AI industry watchers and ZDNet readers know Nvidia has become a juggernaut in the world of GPU-based deep learning and artificial intelligence (AI). And today, NVIDIA CEO Jensen Huang is using his keynote at the company’s GPU Technology Conference (GTC) event to announce significant improvements to NVIDIA’s GPU hardware and platform performance.
NVIDIA also has news in the area of autonomous vehicles and professional visualization (read: graphics) and my ZDNet colleague Asha McLean has all the details on those two fronts:
This post, meanwhile will focus on NVIDIA’s AI/deep learning-related announcements, which fall into three areas:
- Upgrades to the Tesla V100 data center GPU platform (and hardware products based on it)
- Software improvements that boost performance of GPU-accelerated deep learning-based inference
- A new partnership with ARM that will integrate Nvidia Deep Learning Accelerator technology into ARM-based IoT chips
Double your pleasure
The really big news is in the core technology itself: Tesla V100 GPUs will now be equipped with 32GB of memory, which doubles the previous 16GB capacity.

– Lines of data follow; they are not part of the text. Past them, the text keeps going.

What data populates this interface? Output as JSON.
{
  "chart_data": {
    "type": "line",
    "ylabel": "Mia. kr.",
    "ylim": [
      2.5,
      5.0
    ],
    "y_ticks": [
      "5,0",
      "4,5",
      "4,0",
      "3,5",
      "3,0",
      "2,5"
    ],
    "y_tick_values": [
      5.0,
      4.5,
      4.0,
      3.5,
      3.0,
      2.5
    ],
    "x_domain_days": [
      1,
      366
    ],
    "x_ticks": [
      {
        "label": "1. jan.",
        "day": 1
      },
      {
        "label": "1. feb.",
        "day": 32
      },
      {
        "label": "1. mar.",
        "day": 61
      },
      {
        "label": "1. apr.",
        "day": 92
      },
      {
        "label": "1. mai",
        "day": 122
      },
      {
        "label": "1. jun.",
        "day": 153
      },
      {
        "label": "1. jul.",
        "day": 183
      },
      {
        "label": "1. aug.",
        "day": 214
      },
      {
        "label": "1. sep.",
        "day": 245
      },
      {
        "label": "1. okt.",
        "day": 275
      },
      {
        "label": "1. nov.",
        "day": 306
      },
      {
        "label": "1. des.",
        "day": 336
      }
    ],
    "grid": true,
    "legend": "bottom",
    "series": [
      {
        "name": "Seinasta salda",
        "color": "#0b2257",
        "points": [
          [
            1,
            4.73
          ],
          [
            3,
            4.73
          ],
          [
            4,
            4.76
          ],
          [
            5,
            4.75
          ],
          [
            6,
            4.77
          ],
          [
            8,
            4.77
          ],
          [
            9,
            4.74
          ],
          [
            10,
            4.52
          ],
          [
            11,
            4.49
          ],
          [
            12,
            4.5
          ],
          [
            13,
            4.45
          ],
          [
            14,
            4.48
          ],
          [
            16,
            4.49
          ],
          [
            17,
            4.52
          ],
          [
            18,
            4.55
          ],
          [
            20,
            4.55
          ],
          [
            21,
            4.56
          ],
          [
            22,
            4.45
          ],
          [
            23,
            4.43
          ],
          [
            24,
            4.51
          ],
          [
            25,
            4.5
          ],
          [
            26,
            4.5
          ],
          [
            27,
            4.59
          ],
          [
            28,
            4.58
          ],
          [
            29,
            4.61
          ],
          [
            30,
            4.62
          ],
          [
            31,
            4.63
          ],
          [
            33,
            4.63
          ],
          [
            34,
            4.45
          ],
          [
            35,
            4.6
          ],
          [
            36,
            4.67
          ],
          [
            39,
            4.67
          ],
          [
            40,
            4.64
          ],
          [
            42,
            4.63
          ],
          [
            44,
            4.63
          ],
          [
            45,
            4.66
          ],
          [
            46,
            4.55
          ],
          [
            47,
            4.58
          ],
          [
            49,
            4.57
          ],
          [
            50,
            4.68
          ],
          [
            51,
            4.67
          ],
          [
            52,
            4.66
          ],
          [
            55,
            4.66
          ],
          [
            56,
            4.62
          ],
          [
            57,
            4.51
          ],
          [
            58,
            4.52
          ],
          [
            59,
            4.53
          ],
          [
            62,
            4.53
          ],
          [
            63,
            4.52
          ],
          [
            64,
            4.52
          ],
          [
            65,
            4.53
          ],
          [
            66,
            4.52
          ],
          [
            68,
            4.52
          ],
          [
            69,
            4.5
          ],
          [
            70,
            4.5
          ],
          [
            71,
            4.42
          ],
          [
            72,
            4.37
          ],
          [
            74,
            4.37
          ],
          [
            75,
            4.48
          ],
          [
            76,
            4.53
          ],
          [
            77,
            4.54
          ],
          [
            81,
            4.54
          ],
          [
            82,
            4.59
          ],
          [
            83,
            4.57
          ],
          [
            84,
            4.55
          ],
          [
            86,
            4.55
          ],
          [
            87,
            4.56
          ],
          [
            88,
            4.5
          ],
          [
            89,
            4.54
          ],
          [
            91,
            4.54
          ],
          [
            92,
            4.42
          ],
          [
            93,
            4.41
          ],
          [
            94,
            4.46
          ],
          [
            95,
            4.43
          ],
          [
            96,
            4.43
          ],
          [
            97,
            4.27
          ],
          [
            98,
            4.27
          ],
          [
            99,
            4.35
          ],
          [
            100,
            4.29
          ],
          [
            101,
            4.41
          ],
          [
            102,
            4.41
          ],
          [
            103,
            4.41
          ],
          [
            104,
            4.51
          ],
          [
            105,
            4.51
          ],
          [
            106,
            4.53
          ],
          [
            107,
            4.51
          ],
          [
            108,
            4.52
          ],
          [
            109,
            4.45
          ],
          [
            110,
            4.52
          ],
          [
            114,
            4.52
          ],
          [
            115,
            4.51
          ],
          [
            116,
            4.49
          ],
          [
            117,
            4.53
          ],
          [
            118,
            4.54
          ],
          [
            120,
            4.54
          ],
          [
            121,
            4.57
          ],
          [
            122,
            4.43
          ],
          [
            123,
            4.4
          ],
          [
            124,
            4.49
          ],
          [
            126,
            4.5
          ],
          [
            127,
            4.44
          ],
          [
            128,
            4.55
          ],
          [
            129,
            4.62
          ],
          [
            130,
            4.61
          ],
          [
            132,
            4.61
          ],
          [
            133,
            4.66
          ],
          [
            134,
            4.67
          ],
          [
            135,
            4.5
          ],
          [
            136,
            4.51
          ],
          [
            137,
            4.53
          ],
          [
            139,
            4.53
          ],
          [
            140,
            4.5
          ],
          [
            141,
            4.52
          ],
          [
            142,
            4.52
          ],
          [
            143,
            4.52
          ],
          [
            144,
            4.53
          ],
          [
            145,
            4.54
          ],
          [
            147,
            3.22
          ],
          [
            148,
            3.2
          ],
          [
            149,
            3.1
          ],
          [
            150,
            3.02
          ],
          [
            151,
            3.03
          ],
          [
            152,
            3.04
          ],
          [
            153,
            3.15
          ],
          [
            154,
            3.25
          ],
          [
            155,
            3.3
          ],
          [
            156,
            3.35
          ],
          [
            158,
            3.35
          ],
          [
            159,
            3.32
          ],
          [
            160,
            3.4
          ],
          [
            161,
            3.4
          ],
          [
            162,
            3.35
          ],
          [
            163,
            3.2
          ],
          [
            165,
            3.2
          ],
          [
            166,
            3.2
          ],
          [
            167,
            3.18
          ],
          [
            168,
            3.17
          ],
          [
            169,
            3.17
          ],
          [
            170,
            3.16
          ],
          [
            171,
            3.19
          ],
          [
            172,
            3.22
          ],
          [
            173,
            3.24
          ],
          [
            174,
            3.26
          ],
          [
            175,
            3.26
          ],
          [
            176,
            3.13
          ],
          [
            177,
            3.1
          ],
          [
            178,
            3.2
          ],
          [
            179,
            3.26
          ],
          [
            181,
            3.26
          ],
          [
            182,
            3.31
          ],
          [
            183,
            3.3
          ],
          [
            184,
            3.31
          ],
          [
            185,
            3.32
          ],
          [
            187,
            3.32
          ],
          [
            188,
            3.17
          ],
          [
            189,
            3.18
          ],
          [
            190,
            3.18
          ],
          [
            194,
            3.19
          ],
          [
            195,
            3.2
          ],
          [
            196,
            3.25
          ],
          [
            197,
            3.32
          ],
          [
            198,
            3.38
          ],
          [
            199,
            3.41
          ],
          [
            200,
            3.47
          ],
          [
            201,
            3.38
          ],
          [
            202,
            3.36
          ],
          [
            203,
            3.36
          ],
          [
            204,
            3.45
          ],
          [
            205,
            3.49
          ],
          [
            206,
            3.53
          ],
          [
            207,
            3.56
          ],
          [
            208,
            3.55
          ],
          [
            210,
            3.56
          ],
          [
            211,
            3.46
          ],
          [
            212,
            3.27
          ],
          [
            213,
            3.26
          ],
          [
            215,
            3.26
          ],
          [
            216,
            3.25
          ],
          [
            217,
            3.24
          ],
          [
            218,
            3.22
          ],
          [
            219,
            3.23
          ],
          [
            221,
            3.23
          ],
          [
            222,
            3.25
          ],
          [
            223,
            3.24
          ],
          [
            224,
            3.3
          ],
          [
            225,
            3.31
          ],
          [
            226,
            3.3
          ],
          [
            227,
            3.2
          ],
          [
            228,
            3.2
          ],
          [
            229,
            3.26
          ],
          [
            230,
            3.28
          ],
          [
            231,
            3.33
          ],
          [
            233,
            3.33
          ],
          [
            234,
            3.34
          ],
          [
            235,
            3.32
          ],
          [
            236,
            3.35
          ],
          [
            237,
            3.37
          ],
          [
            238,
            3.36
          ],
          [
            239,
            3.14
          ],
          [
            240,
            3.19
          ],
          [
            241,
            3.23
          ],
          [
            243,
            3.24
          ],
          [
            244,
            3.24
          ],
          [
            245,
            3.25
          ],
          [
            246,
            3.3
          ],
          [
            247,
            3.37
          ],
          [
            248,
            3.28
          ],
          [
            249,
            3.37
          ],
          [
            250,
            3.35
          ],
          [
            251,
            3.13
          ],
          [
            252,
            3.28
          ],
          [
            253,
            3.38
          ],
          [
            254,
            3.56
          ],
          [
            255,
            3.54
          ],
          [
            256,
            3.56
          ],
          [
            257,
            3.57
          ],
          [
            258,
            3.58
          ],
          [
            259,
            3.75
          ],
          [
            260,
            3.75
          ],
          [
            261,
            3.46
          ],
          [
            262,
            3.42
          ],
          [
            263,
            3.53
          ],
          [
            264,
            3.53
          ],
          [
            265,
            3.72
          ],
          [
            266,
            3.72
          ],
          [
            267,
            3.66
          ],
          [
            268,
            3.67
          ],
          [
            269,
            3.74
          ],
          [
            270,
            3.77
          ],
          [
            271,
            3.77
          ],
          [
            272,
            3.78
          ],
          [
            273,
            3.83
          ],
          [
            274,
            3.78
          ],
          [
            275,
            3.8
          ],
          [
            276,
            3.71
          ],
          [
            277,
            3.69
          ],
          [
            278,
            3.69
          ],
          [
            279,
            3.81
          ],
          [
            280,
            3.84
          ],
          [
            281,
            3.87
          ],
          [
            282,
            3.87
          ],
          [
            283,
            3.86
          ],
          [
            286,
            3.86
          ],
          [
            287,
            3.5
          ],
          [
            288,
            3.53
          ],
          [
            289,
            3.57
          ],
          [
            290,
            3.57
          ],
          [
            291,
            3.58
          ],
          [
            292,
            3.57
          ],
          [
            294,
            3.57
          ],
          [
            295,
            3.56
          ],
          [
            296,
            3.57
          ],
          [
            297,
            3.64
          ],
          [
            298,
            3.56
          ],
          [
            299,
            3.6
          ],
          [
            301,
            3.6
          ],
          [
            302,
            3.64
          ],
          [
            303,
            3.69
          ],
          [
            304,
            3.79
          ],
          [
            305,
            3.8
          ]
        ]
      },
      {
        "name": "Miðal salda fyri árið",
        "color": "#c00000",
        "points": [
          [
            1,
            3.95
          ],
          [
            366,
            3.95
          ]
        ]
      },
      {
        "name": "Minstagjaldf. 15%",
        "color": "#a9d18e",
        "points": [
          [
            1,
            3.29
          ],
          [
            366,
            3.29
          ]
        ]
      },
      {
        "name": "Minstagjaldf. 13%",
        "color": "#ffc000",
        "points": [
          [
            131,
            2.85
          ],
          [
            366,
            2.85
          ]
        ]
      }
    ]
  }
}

More memory means more larger, deeper deep learning models can be accommodated, which in turn means greater accuracy in the models’ predictive power.
The new GPU technology is being made available immediately on Nvidia’s own DGX systems. Additionally, OEMs Cray, HP Enterprise, IBM, Lenovo, Supermicro and Tyan will be rolling it out in their own products during the second quarter of the 2018 calendar year.
New GPU switching and a 2 PF server
A second major plank in the improved platform is the introduction of NVSwitch, a scaling up of Nvidia’s NVLink interconnect technology, which Nvidia says offers 5x the bandwidth of even the best PCIe-based switches, allowing more GPUs to be interconnected. As a result, bigger data sets can be accommodated and neural nets can be trained in a parallelized fashion.
The 32GB GPU and NVSwitch announcements are impressive individually. But the technologies are being combined in an upgrade to Nvidia’s DGX-1 server. The new server, dubbed (reasonably enough) DGX-2, sports 16 of the new V100 GPUs for a total of 512GB of memory, which all 16 GPUs share as a single memory space, thanks to NVSwitch. Nvidia says the DGX-2 is the world’s first 2 PetaFLOP (2 x 10^15 floating point operations per second) system and “is purpose-built for data scientists pushing the outer limits of deep learning research and computing.”
Beyond deep-learning applications, the new 32GB GPUs work well in a variety of of high-performance computing (HPC) scenarios. To that end, Nvidia is updating its CUDA, TensorRT, NCCL and cuDNN software as well as its Isaac robotics SDK.
The aforementioned TensorRT software, is a deep learning inference optimizer and runtime. TensorRT 4, the updated version, provides up to 190x faster performance than CPU-based inference, according to Nvidia.
The company has also been working to integrate TensorRT with the major deep learning frameworks, including Google’s TensorFlow, Microsoft’s CNTK, Facebook’s Caffe 2 and other ONNX frameworks like Chainer, Apache MXNet and PyTorch. Nvidia and Google are announcing that they have integrated Tensor RT into TensorFlow 1.7, delivering 8x higher inference throughput compared to regular GPU execution.
A leg up, with ARM
The last piece of NVIDIA AI-related news concerns the company’s new partnership with another chip industry heavyweight: ARM. Nvidia’s Deep Learning Accelerator (NVDLA), which the company open sourced in October of last year, is being integrated into the ARM Project Trillium machine learning platform, and onto its chip designs for edge devices.
ARM doesn’t make chips; rather, it licenses chip designs to chip manufacturers. Integration of NVDLA into Trillium means that a vast array of Internet of Things (IoT) devices stand to benefit from NVDLA’s performance optimizations, which will facilitate high-performance AI in IoT and other edge devices. AI at the edge vastly reduces data movement and makes IoT devices more intelligent.
Bill of Materials
This post, as with previous ones I’ve written on Nvidia, is a quite the laundry list of new features and technologies. I prefer to imbue news-driven posts with a little more background and analysis than I’ve had time and room to provide here. That’s somewhat of a reflection, though, of what’s happening in GPU land: rapidly improving hardware, pioneering ecosystem partnerships, requiring a bunch of effort just to understand what all these new developments are, let alone what they mean.
Nvidia is wisely taking as much territory and market share as it can. Eventually, its primacy will be institutionalized and we’ll be able to slow down and watch all this cool stuff get applied in Enterprise scenarios. Until then, we just have to keep up with the news.